Каупервуд начал свою речь сидя, закончил — стоя. Когда он заявил, что его любовь умерла, — впервые смело и без обиняков признался в этом, — Эйлин побледнела и прикрыла глаза рукой. Тут он встал. Он говорил холодно, решительно, даже мстительно, пожалуй, вначале. Эйлин поняла, что в сердце его не осталось и следа былых чувств, не осталось даже воспоминаний — сладостных, связующих воспоминаний — о тех счастливых днях, часах, минутах, которые были так дороги, так незабываемы для нее. Боже мой, боже мой, так это правда? Его любовь умерла, он сам признал это… Но нет, Эйлин не верила его словам, не хотела им верить! Нет, нет, это неправда, этого не может быть!
— Фрэнк, — проговорила она, приближаясь к нему, но он отшатнулся от нее.

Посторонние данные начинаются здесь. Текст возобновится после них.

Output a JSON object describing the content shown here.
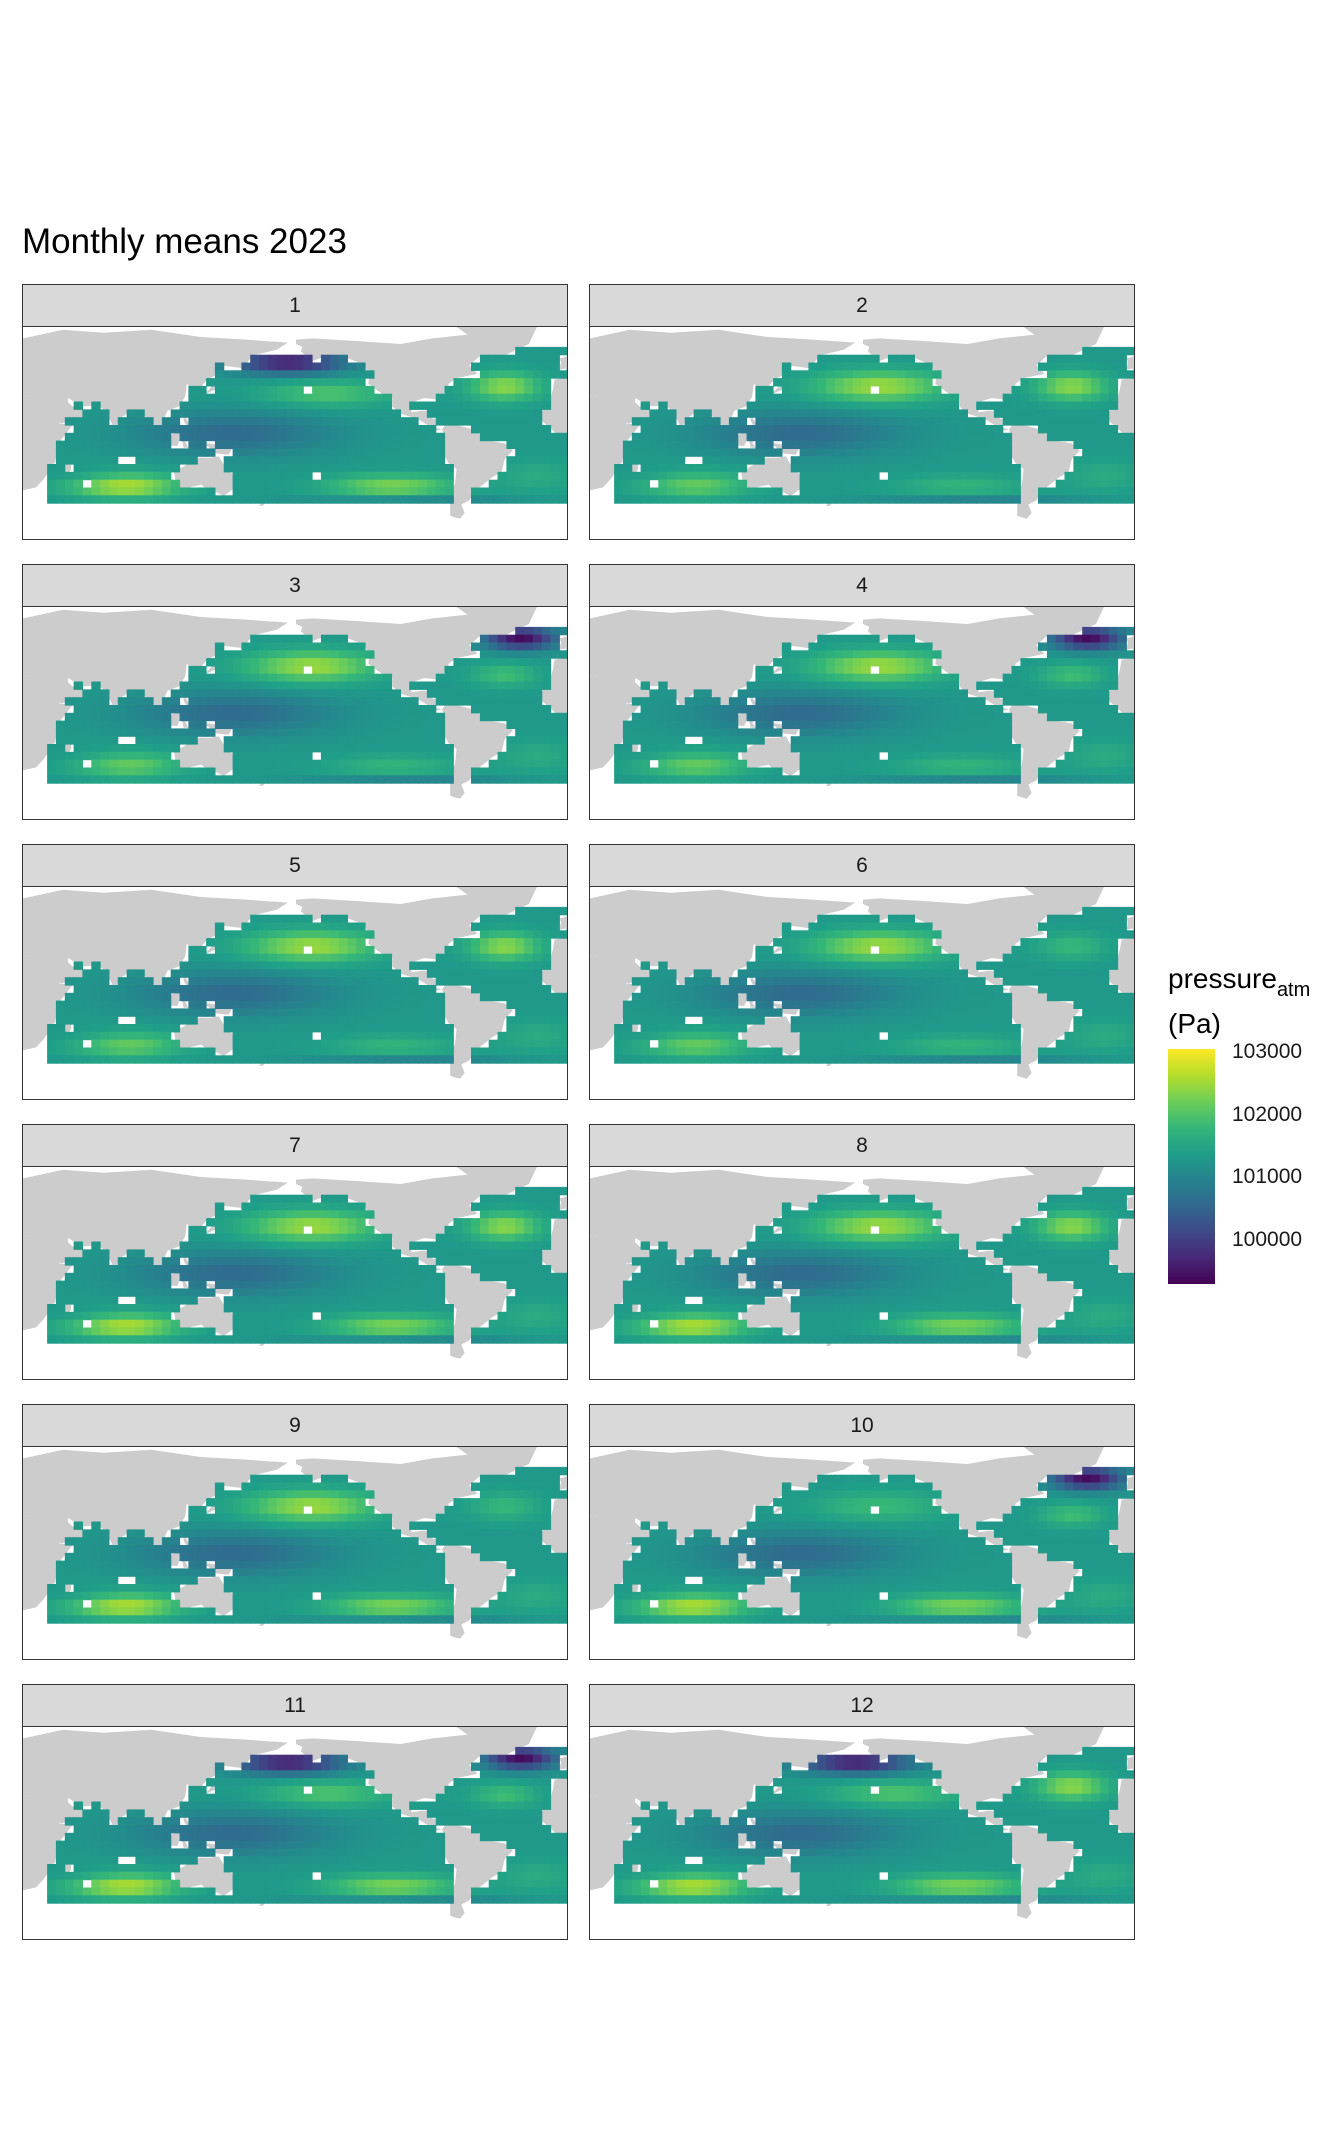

Она смотрела на него широко раскрытыми глазами, руки ее дрожали, губы судорожно подергивались. — Это же неправда, неправда, скажи? Ты не мог совсем, совсем разлюбить меня, Фрэнк? Ведь ты так любил меня! О Фрэнк, я злилась, я ненавидела тебя, я говорила ужасные, отвратительные вещи, но ведь это все только потому, что я люблю тебя. Всегда любила тебя. Ты сам знаешь. Я так страдала! Так страдала! Моя подушка часто бывала, мокрой от слез, Фрэнк! Я лежала и плакала ночи напролет. Или бродила до утра из угла в угол. Я пила виски, чистое, неразбавленное виски, потому что сердце у меня разрывалось от муки. Я сходилась с мужчинами, ты знаешь это, но, боже мой, боже мой, Фрэнк, ты же знаешь, что я этого не хотела, мне совсем это было не нужно! Потом мне всегда было тошно вспоминать! Ведь это только от одиночества, только потому, что ты был так неласков ко мне, совсем не обращал на меня внимания. Как я томилась, Фрэнк, как мечтала, чтобы ты опять любил меня, хоть одну ночь, один день, один только час! Есть женщины, которые умеют страдать молча, а я не могу. Мысли о тебе, воспоминания мучают меня, не дают мне покоя. Я не могу не думать о том, как я бегала к тебе на свидания в Филадельфии, как поджидала тебя, когда ты возвращался домой, как приходила к тебе на Девятую улицу и на Одиннадцатую… О Фрэнк, верно я причинила большое зло твоей первой жене. Я понимаю теперь, как она должна была страдать. Но ведь я была просто девчонка, глупая девчонка и совсем не знала жизни! Фрэнк, неужто ты забыл, как я изо дня в день приходила к тебе в филадельфийскую тюрьму? Ты сказал мне тогда, что никогда не забудешь этих дней, что будешь любить меня вечно. Разве ты не можешь любить меня, ну хоть немножко, совсем немножко! Ведь это неправда, что твоя любовь умерла! Разве я так уж изменилась, так постарела? О Фрэнк, не говори, что ты совсем не любишь меня, прошу тебя, прошу, не говори так, заклинаю тебя!